Stats, Sampling, and Research Design on the SAT

One of the biggest changes to the new SAT is the addition of a good number of statistics and research design questions. Although most SAT math is now algebra, statistics have surpassed geometry as the second most tested math type.

The problem? Students learn very little about statistics in school. And, even students who take AP stats usually take it AFTER they take the SAT.

So, what do students need to know?

Critically, all students should be able to read all kinds of graphs and charts: pie charts, line charts, bar charts, scatterplots, stem-and-leaf plots, box-and-whisker plots, frequency tables, and two-way frequency tables.

Students should know that when they read a chart or graph, they should make sure to read the title and the colum/row headers and/or axes labels. Often our assumptions about what's in a graph cloud our ability to see what is actually in a graph or chart.

Students should be able to extra data from these charts and graphs and then calculate and compare measures of central tendency from the data (mean, median, and mode) as well as the minimum, maximum, and range.  Students do not need to be able to calculate standard deviation, but they should understand it conceptually (and be able to say if a dataset has a large or small standard deviation).

Students should also be able to calculate probability -- including probability based on information provided in a chart or table.

These questions are all clearly math.  Where SAT goes a little off the rails is that it also tests research design strategies. Now, it's true that the California middle school math curriculum includes a day or two on sampling: random sampling vs. convenience sampling vs. snowball sampling, etc.  But almost none of our students really understands these lessons (perhaps because their teachers don't really understand or perhaps because the kids just don't know enough about research to get it, even with a great teacher).  I didn't learn any of this information until graduate school (specifically, when I took, and then TAed a graduate level research design class!).

So, I, personally, welcomed the changes to SAT. Understanding research is a good life skill. And, I feel comfortable teaching it.  But, it's been interesting to watch SAT tutors as they assimilate the new informatino and figure out the best ways to teach it.
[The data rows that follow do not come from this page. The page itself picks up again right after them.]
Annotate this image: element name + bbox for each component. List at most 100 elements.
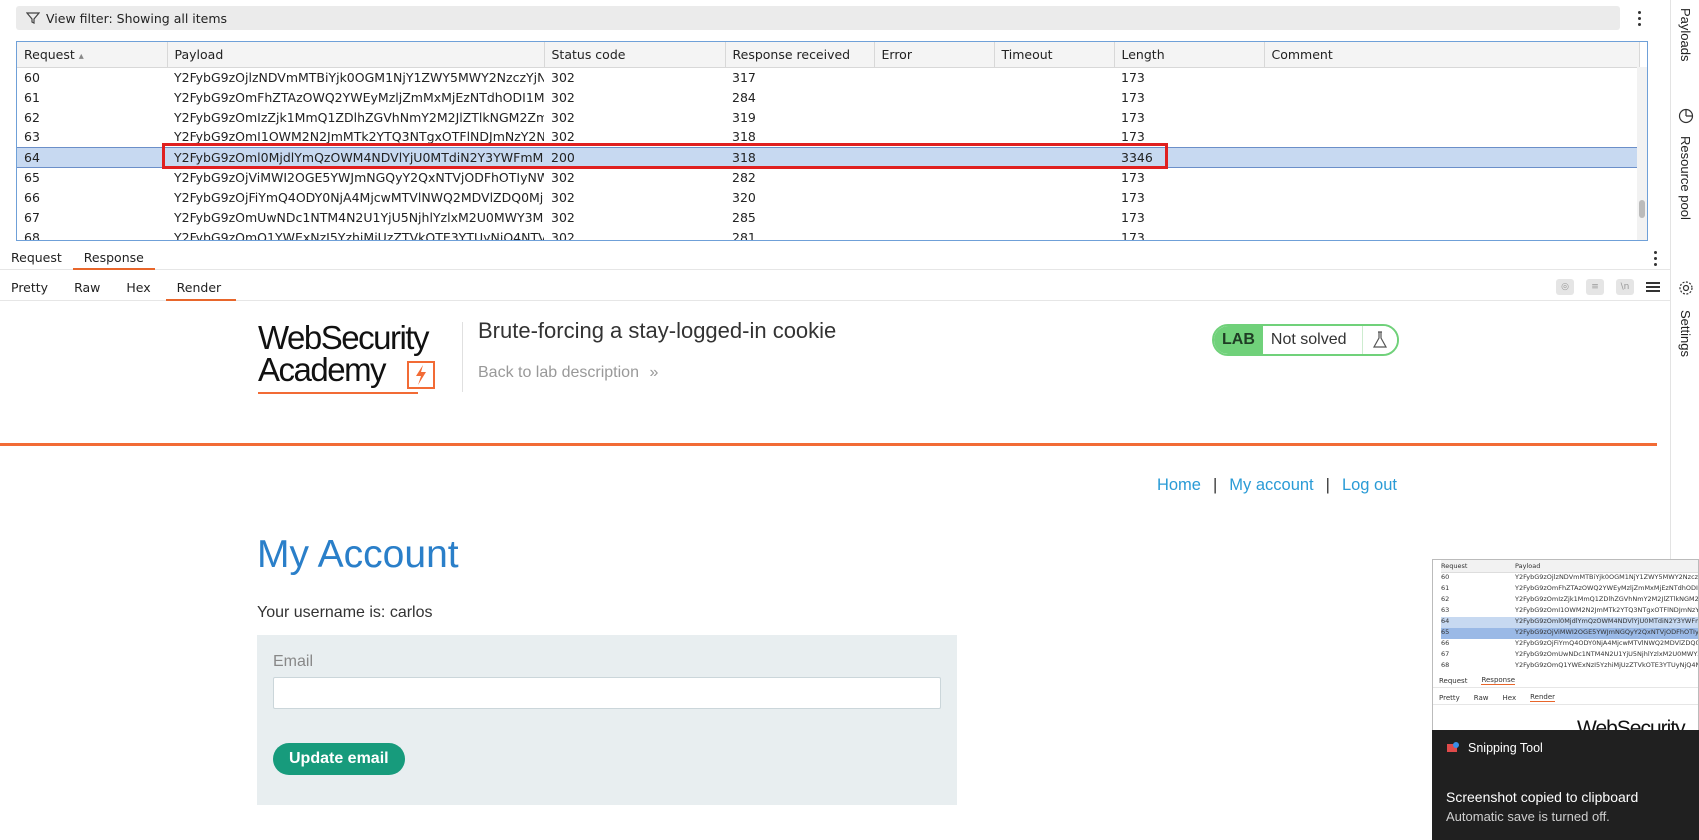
table-row[interactable]: 67 Y2FybG9zOmUwNDc1NTM4N2U1YjU5NjhlYzlxM2…	[17, 207, 1639, 227]
flask-icon[interactable]	[1363, 326, 1398, 354]
cell-error	[874, 167, 994, 187]
column-header-length[interactable]: Length	[1114, 42, 1265, 68]
tab-pretty[interactable]: Pretty	[0, 276, 63, 300]
cell-payload: Y2FybG9zOmUwNDc1NTM4N2U1YjU5NjhlYzlxM2U0…	[174, 209, 544, 225]
mini-cell-request: 67	[1441, 650, 1450, 658]
cell-comment	[1264, 127, 1639, 147]
my-account-link[interactable]: My account	[1229, 476, 1313, 495]
mini-header-row: Request Payload	[1441, 560, 1698, 573]
email-form: Email Update email	[257, 635, 957, 805]
table-row[interactable]: 61 Y2FybG9zOmFhZTAzOWQ2YWEyMzljZmMxMjEzNT…	[17, 87, 1639, 107]
double-chevron-right-icon: »	[649, 364, 659, 381]
cell-payload: Y2FybG9zOmQ1YWExNzI5YzhiMjUzZTVkOTE3YTUy…	[174, 229, 544, 241]
column-header-status-code[interactable]: Status code	[544, 42, 726, 68]
tab-hex[interactable]: Hex	[115, 276, 165, 300]
lab-label: LAB	[1214, 326, 1263, 354]
cell-status: 302	[551, 69, 575, 85]
cell-comment	[1264, 227, 1639, 240]
mini-tab-raw: Raw	[1473, 693, 1489, 702]
cell-comment	[1264, 167, 1639, 187]
logo-line-1: WebSecurity	[258, 319, 429, 356]
table-row[interactable]: 62 Y2FybG9zOmIzZjk1MmQ1ZDlhZGVhNmY2M2JlZT…	[17, 107, 1639, 127]
cell-received: 320	[732, 189, 756, 205]
results-table: Request ▴ Payload Status code Response recei…	[17, 42, 1640, 241]
cell-payload: Y2FybG9zOmFhZTAzOWQ2YWEyMzljZmMxMjEzNTdh…	[174, 89, 544, 105]
cell-length: 173	[1121, 189, 1145, 205]
column-header-label: Timeout	[1001, 46, 1053, 62]
wrap-icon[interactable]: ≡	[1586, 279, 1604, 295]
column-header-label: Response received	[732, 46, 851, 62]
hamburger-menu-icon[interactable]	[1646, 280, 1660, 294]
cell-received: 281	[732, 229, 756, 241]
mini-header-cell: Request	[1441, 562, 1468, 570]
cell-request: 65	[24, 169, 40, 185]
column-header-label: Payload	[174, 46, 224, 62]
column-header-comment[interactable]: Comment	[1264, 42, 1640, 68]
cell-status: 302	[551, 229, 575, 241]
mini-table-row: 67 Y2FybG9zOmUwNDc1NTM4N2U1YjU5NjhlYzlxM2…	[1441, 650, 1698, 661]
cell-request: 60	[24, 69, 40, 85]
column-header-payload[interactable]: Payload	[167, 42, 545, 68]
mini-table-row: 65 Y2FybG9zOjViMWI2OGE5YWJmNGQyY2QxNTVjOD…	[1441, 628, 1698, 639]
account-nav: Home | My account | Log out	[1157, 476, 1397, 495]
sidebar-item-settings[interactable]: Settings	[1671, 280, 1699, 357]
column-header-request[interactable]: Request ▴	[17, 42, 168, 68]
rendered-response: WebSecurity Academy Brute-forcing a stay…	[0, 302, 1657, 840]
view-filter-label: View filter: Showing all items	[46, 10, 228, 26]
mini-cell-request: 64	[1441, 617, 1450, 625]
cell-payload: Y2FybG9zOjFiYmQ4ODY0NjA4MjcwMTVlNWQ2MDVl…	[174, 189, 544, 205]
cell-timeout	[994, 87, 1114, 107]
tab-raw[interactable]: Raw	[63, 276, 115, 300]
cell-length: 173	[1121, 229, 1145, 241]
gear-icon	[1678, 281, 1693, 295]
sidebar-resource-pool-label: Resource pool	[1678, 136, 1693, 220]
snipping-tool-icon	[1447, 742, 1459, 752]
mini-cell-request: 63	[1441, 606, 1450, 614]
snipping-toast[interactable]: Snipping Tool Screenshot copied to clipb…	[1432, 741, 1699, 840]
mini-results-table: Request Payload 60 Y2FybG9zOjlzNDVmMTBiYjk0…	[1441, 560, 1699, 672]
view-filter-bar[interactable]: View filter: Showing all items	[16, 6, 1620, 30]
mini-cell-request: 68	[1441, 661, 1450, 669]
table-row[interactable]: 68 Y2FybG9zOmQ1YWExNzI5YzhiMjUzZTVkOTE3YT…	[17, 227, 1639, 241]
cell-length: 173	[1121, 209, 1145, 225]
column-header-response-received[interactable]: Response received	[725, 42, 875, 68]
table-row[interactable]: 66 Y2FybG9zOjFiYmQ4ODY0NjA4MjcwMTVlNWQ2MD…	[17, 187, 1639, 207]
highlight-box	[162, 143, 1168, 169]
back-to-lab-link[interactable]: Back to lab description »	[478, 364, 658, 382]
pie-chart-icon	[1678, 108, 1693, 124]
tab-request[interactable]: Request	[0, 246, 73, 269]
tab-response[interactable]: Response	[72, 246, 155, 270]
view-tabs: Pretty Raw Hex Render	[0, 276, 1670, 301]
mini-cell-payload: Y2FybG9zOmI1OWM2N2JmMTk2YTQ3NTgxOTFlNDJm…	[1515, 606, 1699, 614]
message-menu-icon[interactable]	[1648, 248, 1662, 268]
hide-icon[interactable]: ◎	[1556, 279, 1574, 295]
update-email-button[interactable]: Update email	[273, 743, 405, 775]
filter-menu-icon[interactable]	[1632, 8, 1646, 28]
mini-tab-request: Request	[1439, 676, 1468, 685]
home-link[interactable]: Home	[1157, 476, 1201, 495]
cell-status: 302	[551, 89, 575, 105]
lab-title: Brute-forcing a stay-logged-in cookie	[478, 318, 837, 343]
sidebar-item-resource-pool[interactable]: Resource pool	[1671, 108, 1699, 220]
logo-underline	[258, 392, 418, 394]
mini-cell-payload: Y2FybG9zOmFhZTAzOWQ2YWEyMzljZmMxMjEzNTdh…	[1515, 584, 1698, 592]
tab-render[interactable]: Render	[165, 276, 237, 301]
lightning-logo-icon	[407, 361, 435, 389]
cell-received: 319	[732, 109, 756, 125]
cell-comment	[1264, 187, 1639, 207]
cell-received: 284	[732, 89, 756, 105]
cell-payload: Y2FybG9zOmIzZjk1MmQ1ZDlhZGVhNmY2M2JlZTlk…	[174, 109, 544, 125]
column-header-error[interactable]: Error	[874, 42, 995, 68]
cell-error	[874, 227, 994, 240]
cell-request: 63	[24, 129, 40, 145]
newline-icon[interactable]: \n	[1616, 279, 1634, 295]
log-out-link[interactable]: Log out	[1342, 476, 1397, 495]
page-title: My Account	[257, 533, 459, 576]
table-row[interactable]: 60 Y2FybG9zOjlzNDVmMTBiYjk0OGM1NjY1ZWY5MW…	[17, 67, 1639, 87]
message-tabs: Request Response	[0, 246, 1670, 270]
sidebar-item-payloads[interactable]: Payloads	[1671, 8, 1699, 61]
table-scrollbar[interactable]	[1637, 67, 1647, 240]
table-row[interactable]: 65 Y2FybG9zOjViMWI2OGE5YWJmNGQyY2QxNTVjOD…	[17, 167, 1639, 187]
column-header-timeout[interactable]: Timeout	[994, 42, 1115, 68]
email-field[interactable]	[273, 677, 941, 709]
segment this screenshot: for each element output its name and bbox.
Our next few BoostBlog posts will revolve around the stats questions on the SAT.

As food for thought, considering the following question, one that is from a released SAT test, and that some students can figure out using common sense (but they still flail as they try to figure out why they know the answer), but that is baffling to others that don't have a sense of research design or sampling.

The members of a city council wanted to assess the opinions of all city residents about converting an open field into a dog park.  The council surveyed a sample of 500 city residents who own dogs. The survey showed that the majority of those sampled were in favor of the dog park. Which of the following is true about the city council's survey?

1. It shows that the majority of city residents are in favor of the dog park.
2. The survey sample should have included more residents who are dog owners.
3. The survey sample should have consisted entirely of residents who do not own dogs.
4. The survey sample is biased because it is not representative of all city residents.

What do you think?

When you pull a random sample of a population, you can generalize to the population you sampled from.  So a random sample of 500 dog owners would allow the city to say that the majority of dog owners favor the dog park. But the sample in the question above was not random -- and even if it was, it could not generalize to all city residents (because it didn't pull from a population of all city residents).  It's hard to say who the sample should have included (you include those from the population you want to talk about), but it's definitely biased.  And it's the worst kind of biased: it contains a bias that is related to the survey question. This is not a good survey question.  So, the answer is D.